Additional HCs      ILLUMINATE-1                ILLUMINATE-2

           30               74                            76

table(comb)

comb

Normal_Additional HCs      SLE_ILLUMINATE-1      SLE_ILLUMINATE-2

                  30                             74                                           76

design <- model.matrix(~group + batch)

fit <- lmFit(eset.filtered,design)

Coefficients not estimable: batchILLUMINATE-2

Warning message:

Partial NA coefficients for 28982 probe(s)

head(design)

   (Intercept) groupSLE batchILLUMINATE-1 batchILLUMINATE-2

1           1        0                 0                 0

2           1        0                 0                 0

3           1        0                 0                 0

4           1        0                 0                 0

5           1        0                 0                 0

6           1        0                 0                 0

fit2 <- eBayes(fit,robust=TRUE,trend=TRUE)

Warning messages:

1: In out$var.prior[is.na(out$var.prior)] <- 1/out$s2.prior :

 number of items to replace is not a multiple of replacement length

2: In ebayes(fit = fit, proportion = proportion, stdev.coef.lim = stdev.coef.lim,  :

 Estimation of var.prior failed - set to default value

head(fit2$coefficients)

                (Intercept)    groupSLE        batchILLUMINATE-1

TC01000001.hg.1    8.544837 -0.74892092        0.01868471

TC01000004.hg.1    5.747258  0.38620409       -0.29748385

TC01000005.hg.1   11.016003 -0.19336129       -0.19723122

TC01000006.hg.1   12.578547 -0.05337643       -0.04274937

TC01000007.hg.1   13.000369 -0.15541910       -0.09165933

TC01000008.hg.1    8.235910  0.04377552       -0.27044804

                               batchILLUMINATE-2

TC01000001.hg.1                NA

TC01000004.hg.1                NA

TC01000005.hg.1                NA

TC01000006.hg.1                NA

TC01000007.hg.1                NA

TC01000008.hg.1                NA

Overall, i can understand from the above warnings, that due to the possible confounding of my variable of interest –group with the batch variable ,there are possibly no available degrees of freedom to compute this specific coef. However, regarding my main goal, that is the groupSLE coef/comparison, can i "trust" my above results, when i include the batch variable in the design matrix, even the relative coef batchILLUMINATE-2 is not estimable ?

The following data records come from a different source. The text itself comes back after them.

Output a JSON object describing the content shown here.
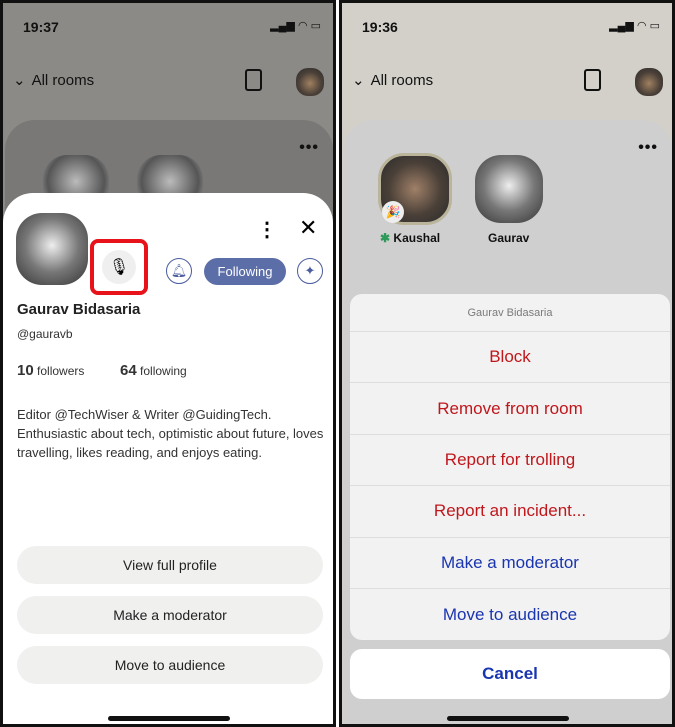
{
  "left": {
    "time": "19:37",
    "header": {
      "rooms_label": "All rooms"
    },
    "profile": {
      "name": "Gaurav Bidasaria",
      "handle": "@gauravb",
      "followers_count": "10",
      "followers_label": "followers",
      "following_count": "64",
      "following_label": "following",
      "bio": "Editor @TechWiser & Writer @GuidingTech. Enthusiastic about tech, optimistic about future, loves travelling, likes reading, and enjoys eating.",
      "following_button": "Following"
    },
    "actions": [
      "View full profile",
      "Make a moderator",
      "Move to audience"
    ],
    "highlight_color": "#e8121a"
  },
  "right": {
    "time": "19:36",
    "header": {
      "rooms_label": "All rooms"
    },
    "speakers": [
      {
        "name": "Kaushal"
      },
      {
        "name": "Gaurav"
      }
    ],
    "action_sheet": {
      "title": "Gaurav Bidasaria",
      "items": [
        {
          "label": "Block",
          "style": "destructive"
        },
        {
          "label": "Remove from room",
          "style": "destructive"
        },
        {
          "label": "Report for trolling",
          "style": "destructive"
        },
        {
          "label": "Report an incident...",
          "style": "destructive"
        },
        {
          "label": "Make a moderator",
          "style": "default"
        },
        {
          "label": "Move to audience",
          "style": "default"
        }
      ],
      "cancel": "Cancel"
    },
    "colors": {
      "destructive": "#c0171c",
      "default": "#1a35b0"
    }
  }
}
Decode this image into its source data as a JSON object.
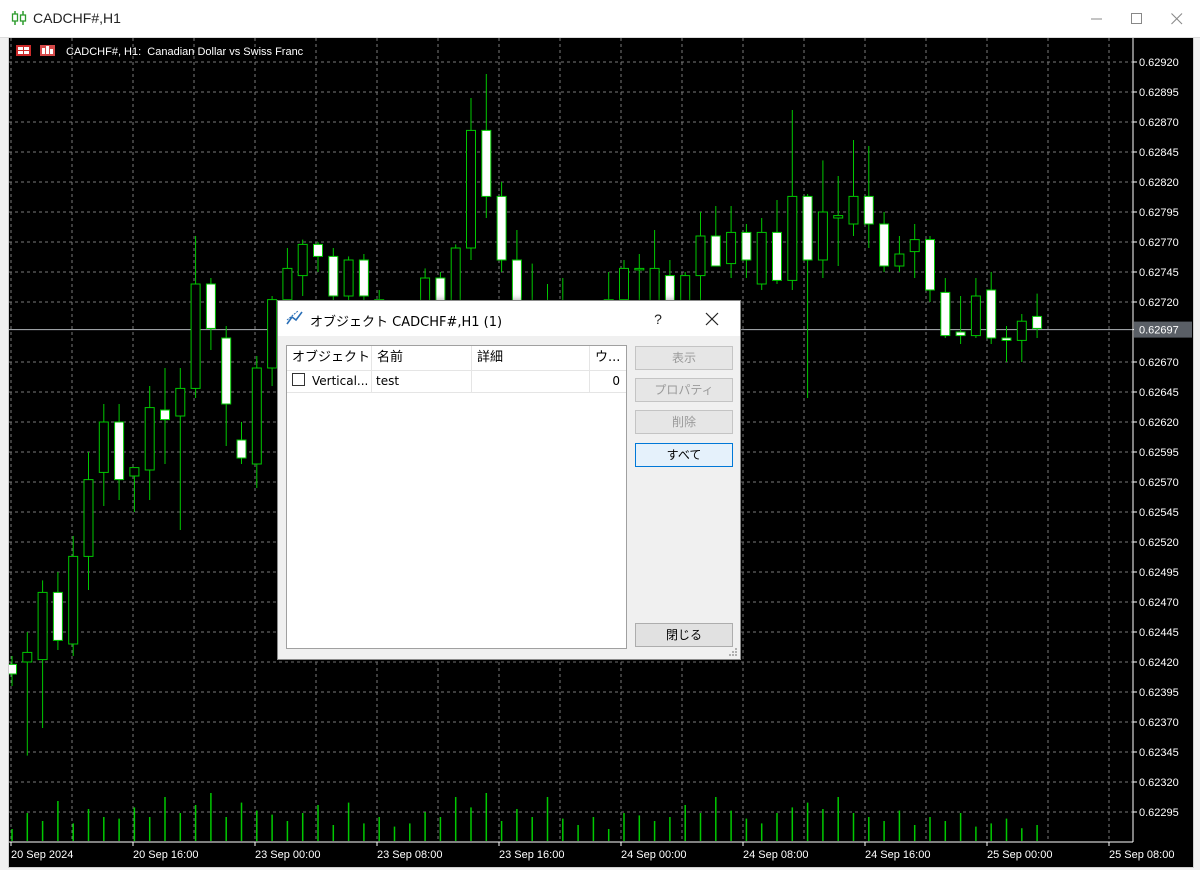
{
  "window": {
    "title": "CADCHF#,H1",
    "controls": [
      "minimize",
      "maximize",
      "close"
    ]
  },
  "chart": {
    "label": "CADCHF#, H1:  Canadian Dollar vs Swiss Franc",
    "current_price": "0.62697",
    "colors": {
      "background": "#000000",
      "grid": "#7a7a7a",
      "bull": "#00c800",
      "body_up": "#000000",
      "body_down": "#ffffff",
      "volume": "#00c800",
      "axis_text": "#ffffff",
      "price_tag_bg": "#5a5f66"
    }
  },
  "chart_data": {
    "type": "candlestick",
    "symbol": "CADCHF#",
    "timeframe": "H1",
    "ylim": [
      0.6227,
      0.6294
    ],
    "y_ticks": [
      "0.62920",
      "0.62895",
      "0.62870",
      "0.62845",
      "0.62820",
      "0.62795",
      "0.62770",
      "0.62745",
      "0.62720",
      "0.62697",
      "0.62670",
      "0.62645",
      "0.62620",
      "0.62595",
      "0.62570",
      "0.62545",
      "0.62520",
      "0.62495",
      "0.62470",
      "0.62445",
      "0.62420",
      "0.62395",
      "0.62370",
      "0.62345",
      "0.62320",
      "0.62295"
    ],
    "x_ticks": [
      "20 Sep 2024",
      "20 Sep 16:00",
      "23 Sep 00:00",
      "23 Sep 08:00",
      "23 Sep 16:00",
      "24 Sep 00:00",
      "24 Sep 08:00",
      "24 Sep 16:00",
      "25 Sep 00:00",
      "25 Sep 08:00"
    ],
    "candles": [
      {
        "o": 0.62418,
        "h": 0.62425,
        "l": 0.624,
        "c": 0.6241
      },
      {
        "o": 0.6242,
        "h": 0.62445,
        "l": 0.62342,
        "c": 0.62428
      },
      {
        "o": 0.62422,
        "h": 0.62488,
        "l": 0.62365,
        "c": 0.62478
      },
      {
        "o": 0.62478,
        "h": 0.62495,
        "l": 0.6243,
        "c": 0.62438
      },
      {
        "o": 0.62435,
        "h": 0.62525,
        "l": 0.62425,
        "c": 0.62508
      },
      {
        "o": 0.62508,
        "h": 0.62595,
        "l": 0.6248,
        "c": 0.62572
      },
      {
        "o": 0.62578,
        "h": 0.62635,
        "l": 0.6255,
        "c": 0.6262
      },
      {
        "o": 0.6262,
        "h": 0.62635,
        "l": 0.62555,
        "c": 0.62572
      },
      {
        "o": 0.62575,
        "h": 0.6258,
        "l": 0.62545,
        "c": 0.62582
      },
      {
        "o": 0.6258,
        "h": 0.6265,
        "l": 0.62555,
        "c": 0.62632
      },
      {
        "o": 0.6263,
        "h": 0.62665,
        "l": 0.62585,
        "c": 0.62622
      },
      {
        "o": 0.62625,
        "h": 0.62665,
        "l": 0.6253,
        "c": 0.62648
      },
      {
        "o": 0.62648,
        "h": 0.62775,
        "l": 0.6264,
        "c": 0.62735
      },
      {
        "o": 0.62735,
        "h": 0.6274,
        "l": 0.6268,
        "c": 0.62698
      },
      {
        "o": 0.6269,
        "h": 0.627,
        "l": 0.626,
        "c": 0.62635
      },
      {
        "o": 0.62605,
        "h": 0.6262,
        "l": 0.62585,
        "c": 0.6259
      },
      {
        "o": 0.62585,
        "h": 0.62675,
        "l": 0.62565,
        "c": 0.62665
      },
      {
        "o": 0.62665,
        "h": 0.62725,
        "l": 0.6265,
        "c": 0.62722
      },
      {
        "o": 0.62722,
        "h": 0.62765,
        "l": 0.62705,
        "c": 0.62748
      },
      {
        "o": 0.62742,
        "h": 0.62772,
        "l": 0.62725,
        "c": 0.62768
      },
      {
        "o": 0.62768,
        "h": 0.6277,
        "l": 0.62745,
        "c": 0.62758
      },
      {
        "o": 0.62758,
        "h": 0.62765,
        "l": 0.62705,
        "c": 0.62725
      },
      {
        "o": 0.62725,
        "h": 0.62758,
        "l": 0.627,
        "c": 0.62755
      },
      {
        "o": 0.62755,
        "h": 0.6276,
        "l": 0.627,
        "c": 0.62725
      },
      {
        "o": 0.62722,
        "h": 0.6273,
        "l": 0.6269,
        "c": 0.62715
      },
      {
        "o": 0.62705,
        "h": 0.6272,
        "l": 0.6265,
        "c": 0.6269
      },
      {
        "o": 0.6269,
        "h": 0.6271,
        "l": 0.6266,
        "c": 0.62698
      },
      {
        "o": 0.62695,
        "h": 0.62748,
        "l": 0.6268,
        "c": 0.6274
      },
      {
        "o": 0.6274,
        "h": 0.62745,
        "l": 0.6267,
        "c": 0.6269
      },
      {
        "o": 0.6269,
        "h": 0.62768,
        "l": 0.6268,
        "c": 0.62765
      },
      {
        "o": 0.62765,
        "h": 0.6289,
        "l": 0.62755,
        "c": 0.62863
      },
      {
        "o": 0.62863,
        "h": 0.6291,
        "l": 0.6279,
        "c": 0.62808
      },
      {
        "o": 0.62808,
        "h": 0.6282,
        "l": 0.62745,
        "c": 0.62755
      },
      {
        "o": 0.62755,
        "h": 0.6278,
        "l": 0.62705,
        "c": 0.62712
      },
      {
        "o": 0.62712,
        "h": 0.62752,
        "l": 0.6269,
        "c": 0.627
      },
      {
        "o": 0.627,
        "h": 0.62735,
        "l": 0.6269,
        "c": 0.62718
      },
      {
        "o": 0.62718,
        "h": 0.6274,
        "l": 0.6268,
        "c": 0.627
      },
      {
        "o": 0.627,
        "h": 0.6272,
        "l": 0.62655,
        "c": 0.62676
      },
      {
        "o": 0.62676,
        "h": 0.6272,
        "l": 0.6266,
        "c": 0.62712
      },
      {
        "o": 0.62712,
        "h": 0.62745,
        "l": 0.6269,
        "c": 0.62722
      },
      {
        "o": 0.62722,
        "h": 0.62755,
        "l": 0.627,
        "c": 0.62748
      },
      {
        "o": 0.62748,
        "h": 0.6276,
        "l": 0.62715,
        "c": 0.62748
      },
      {
        "o": 0.62668,
        "h": 0.6278,
        "l": 0.6266,
        "c": 0.62748
      },
      {
        "o": 0.62742,
        "h": 0.62755,
        "l": 0.62695,
        "c": 0.62705
      },
      {
        "o": 0.62705,
        "h": 0.62745,
        "l": 0.627,
        "c": 0.62742
      },
      {
        "o": 0.62742,
        "h": 0.62795,
        "l": 0.62715,
        "c": 0.62775
      },
      {
        "o": 0.62775,
        "h": 0.628,
        "l": 0.6275,
        "c": 0.6275
      },
      {
        "o": 0.62752,
        "h": 0.628,
        "l": 0.6274,
        "c": 0.62778
      },
      {
        "o": 0.62778,
        "h": 0.62785,
        "l": 0.6274,
        "c": 0.62755
      },
      {
        "o": 0.62735,
        "h": 0.6279,
        "l": 0.6273,
        "c": 0.62778
      },
      {
        "o": 0.62778,
        "h": 0.62805,
        "l": 0.62735,
        "c": 0.62738
      },
      {
        "o": 0.62738,
        "h": 0.6288,
        "l": 0.6273,
        "c": 0.62808
      },
      {
        "o": 0.62808,
        "h": 0.6281,
        "l": 0.6264,
        "c": 0.62755
      },
      {
        "o": 0.62755,
        "h": 0.62838,
        "l": 0.6274,
        "c": 0.62795
      },
      {
        "o": 0.6279,
        "h": 0.62825,
        "l": 0.6275,
        "c": 0.62792
      },
      {
        "o": 0.62785,
        "h": 0.62855,
        "l": 0.62775,
        "c": 0.62808
      },
      {
        "o": 0.62808,
        "h": 0.6285,
        "l": 0.62765,
        "c": 0.62785
      },
      {
        "o": 0.62785,
        "h": 0.62795,
        "l": 0.62745,
        "c": 0.6275
      },
      {
        "o": 0.6275,
        "h": 0.62775,
        "l": 0.62745,
        "c": 0.6276
      },
      {
        "o": 0.62762,
        "h": 0.62785,
        "l": 0.6274,
        "c": 0.62772
      },
      {
        "o": 0.62772,
        "h": 0.62775,
        "l": 0.6272,
        "c": 0.6273
      },
      {
        "o": 0.62728,
        "h": 0.6274,
        "l": 0.6269,
        "c": 0.62692
      },
      {
        "o": 0.62695,
        "h": 0.62725,
        "l": 0.62685,
        "c": 0.62692
      },
      {
        "o": 0.62692,
        "h": 0.6274,
        "l": 0.6269,
        "c": 0.62725
      },
      {
        "o": 0.6273,
        "h": 0.62745,
        "l": 0.62685,
        "c": 0.6269
      },
      {
        "o": 0.6269,
        "h": 0.627,
        "l": 0.6267,
        "c": 0.62688
      },
      {
        "o": 0.62688,
        "h": 0.6271,
        "l": 0.6267,
        "c": 0.62704
      },
      {
        "o": 0.62708,
        "h": 0.62727,
        "l": 0.6269,
        "c": 0.62698
      }
    ],
    "volumes": [
      0.15,
      0.35,
      0.25,
      0.5,
      0.22,
      0.4,
      0.3,
      0.28,
      0.42,
      0.3,
      0.55,
      0.35,
      0.45,
      0.6,
      0.3,
      0.48,
      0.38,
      0.33,
      0.25,
      0.35,
      0.45,
      0.2,
      0.48,
      0.22,
      0.3,
      0.18,
      0.22,
      0.36,
      0.3,
      0.55,
      0.42,
      0.6,
      0.25,
      0.4,
      0.3,
      0.55,
      0.28,
      0.2,
      0.3,
      0.15,
      0.35,
      0.32,
      0.25,
      0.3,
      0.45,
      0.35,
      0.55,
      0.38,
      0.28,
      0.22,
      0.35,
      0.42,
      0.48,
      0.4,
      0.55,
      0.35,
      0.3,
      0.25,
      0.38,
      0.2,
      0.3,
      0.25,
      0.35,
      0.18,
      0.22,
      0.28,
      0.16,
      0.2
    ]
  },
  "dialog": {
    "title": "オブジェクト CADCHF#,H1 (1)",
    "help": "?",
    "columns": [
      "オブジェクト",
      "名前",
      "詳細",
      "ウ..."
    ],
    "rows": [
      {
        "object": "Vertical...",
        "name": "test",
        "details": "",
        "window": "0",
        "checked": false
      }
    ],
    "buttons": {
      "show": "表示",
      "properties": "プロパティ",
      "delete": "削除",
      "all": "すべて",
      "close": "閉じる"
    }
  }
}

(*My final notion for including the batch, is despite the fact that from the plots in my previous post mentioned there is no strong signal for batch effect[-link above], however, i would like to take into account the information about the origin of study in each sample-in order, to perhaps avoid possible cased of DE genes that would be due to batch differences in expression).

Any help/suggestion would be much appreciated !!!